The imagery, the touch is so clear in her imagination that she wants to cry, because she wants it so very badly. So much more than she likes to admit, so much that she aches with it, desperate longing pain at the soles of her feet and the backs of her eyelids.

If she is having a particularly bad night she imagines other things, too. Imagines conversations with him, declarations of love, shared secrets, secret smiles. Imagines walking through Shiz with him, hands clasped, palm to palm, fingers entwined. Imagines catching him watching her when he thinks she isn't looking, with an expression of longing or adoration on his face. Imagines a multitude of kisses, both chaste and passionate, in a multitude of settings. Imagines what it might feel like to be wanted, the glow of his gaze and his approval like a cloak on her body, imagines what it must be like to pick an outfit and know he was going to find her desirable in it. Imagines having the confidence to tease him, just a little, to play hard to get without fear he'll call her bluff and walk away.

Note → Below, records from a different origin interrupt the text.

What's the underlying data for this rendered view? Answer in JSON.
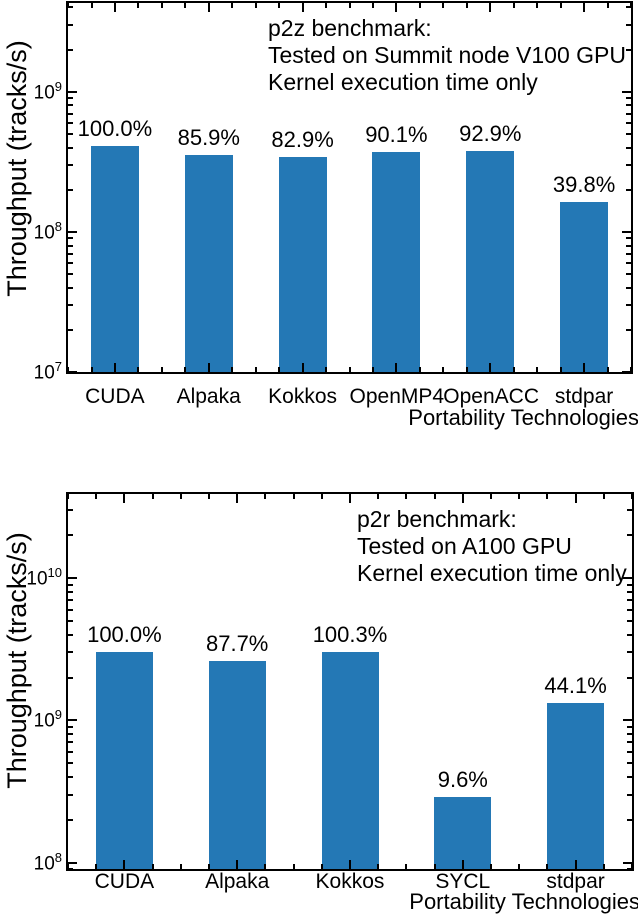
{
  "chart_data": [
    {
      "type": "bar",
      "yscale": "log",
      "title": "p2z benchmark",
      "annotation": {
        "lines": [
          "p2z benchmark:",
          "Tested on Summit node V100 GPU",
          "Kernel execution time only"
        ]
      },
      "ylabel": "Throughput (tracks/s)",
      "xlabel": "Portability Technologies",
      "categories": [
        "CUDA",
        "Alpaka",
        "Kokkos",
        "OpenMP4",
        "OpenACC",
        "stdpar"
      ],
      "values": [
        410000000.0,
        352000000.0,
        340000000.0,
        369000000.0,
        381000000.0,
        163000000.0
      ],
      "bar_labels": [
        "100.0%",
        "85.9%",
        "82.9%",
        "90.1%",
        "92.9%",
        "39.8%"
      ],
      "ylim": [
        10000000.0,
        4300000000.0
      ],
      "yticks": [
        {
          "mantissa": "10",
          "exponent": "7"
        },
        {
          "mantissa": "10",
          "exponent": "8"
        },
        {
          "mantissa": "10",
          "exponent": "9"
        }
      ],
      "bar_color": "#2478b5",
      "grid": false,
      "legend": "none"
    },
    {
      "type": "bar",
      "yscale": "log",
      "title": "p2r benchmark",
      "annotation": {
        "lines": [
          "p2r benchmark:",
          "Tested on A100 GPU",
          "Kernel execution time only"
        ]
      },
      "ylabel": "Throughput (tracks/s)",
      "xlabel": "Portability Technologies",
      "categories": [
        "CUDA",
        "Alpaka",
        "Kokkos",
        "SYCL",
        "stdpar"
      ],
      "values": [
        3000000000.0,
        2630000000.0,
        3010000000.0,
        288000000.0,
        1320000000.0
      ],
      "bar_labels": [
        "100.0%",
        "87.7%",
        "100.3%",
        "9.6%",
        "44.1%"
      ],
      "ylim": [
        90000000.0,
        39000000000.0
      ],
      "yticks": [
        {
          "mantissa": "10",
          "exponent": "8"
        },
        {
          "mantissa": "10",
          "exponent": "9"
        },
        {
          "mantissa": "10",
          "exponent": "10"
        }
      ],
      "bar_color": "#2478b5",
      "grid": false,
      "legend": "none"
    }
  ]
}
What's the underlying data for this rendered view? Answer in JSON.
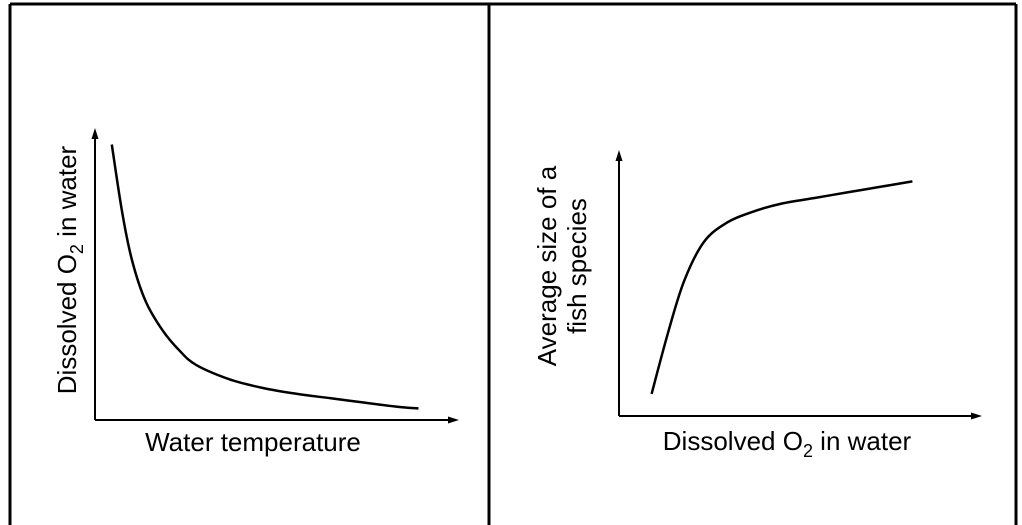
{
  "colors": {
    "background": "#ffffff",
    "ink": "#000000"
  },
  "chart_data": [
    {
      "type": "line",
      "title": "",
      "xlabel": "Water temperature",
      "ylabel": {
        "prefix": "Dissolved O",
        "subscript": "2",
        "suffix": " in water"
      },
      "axis_ticks": "none",
      "grid": false,
      "legend": "none",
      "xlim": [
        0,
        100
      ],
      "ylim": [
        0,
        100
      ],
      "series": [
        {
          "x": [
            5,
            8,
            11,
            15,
            20,
            25,
            30,
            40,
            50,
            60,
            70,
            80,
            90,
            96
          ],
          "y": [
            95,
            72,
            55,
            41,
            31,
            24,
            19,
            14,
            11,
            9,
            7.5,
            6,
            4.5,
            4
          ]
        }
      ]
    },
    {
      "type": "line",
      "title": "",
      "xlabel": {
        "prefix": "Dissolved O",
        "subscript": "2",
        "suffix": " in water"
      },
      "ylabel": {
        "line1": "Average size of a",
        "line2": "fish species"
      },
      "axis_ticks": "none",
      "grid": false,
      "legend": "none",
      "xlim": [
        0,
        100
      ],
      "ylim": [
        0,
        100
      ],
      "series": [
        {
          "x": [
            10,
            15,
            20,
            26,
            33,
            41,
            50,
            60,
            70,
            80,
            90
          ],
          "y": [
            8,
            30,
            49,
            63,
            70,
            74,
            77,
            79,
            81,
            83,
            85
          ]
        }
      ]
    }
  ]
}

She imagines letting him make love to her, large hands warm on her body, her skin flushed dark. Imagines ever trusting anyone that much.

She conjures image after image, almost savagely, until she does begin to cry, hot silent tears in her pillow. Because each of these dreams is so real to her, and so infinitely precious, and that is all they will ever be.

Because to walk with him hand in hand would mean that he didn't mind touching the weird green of her palm. To kiss him would mean he wasn't repulsed by the darker shade of her lips, the more delicate jade of her cheeks. To make love with him would mean he could look past every sickly emerald inch of her, would mean exposing herself completely and trusting him to want her anyway. And she loves him-- Oz, how pathetic it feels to use that word-- but she does not believe he could ever do that. Who could? It does not make her want him less, love him less. It does not lower her opinion of him. It is not a fault of his. How could anyone be expected to accept what she is?

No, the fault is hers, and it always will be. She knows that much, and most days she can even accept it. When she was a child she tried to scrub the green away, as if it were only skin deep, as if she could slough it off as a snake sheds its skin. Nanny found her near hysterical, sobbing, gathering great handfuls of sand and scouring away, both arms rubbed raw and bleeding. She hadn't realized, then, that she was green through and through, down to the bone, to the soul, that she would never be able to peel back enough layers to be rid of it.

But she knows it now. She is what she is. Fiyero, beautiful beloved man that he is, is still only human. It isn't his fault.

So she curls into the pillow, closes her eyes, and tries not to dream of things that will only break her heart.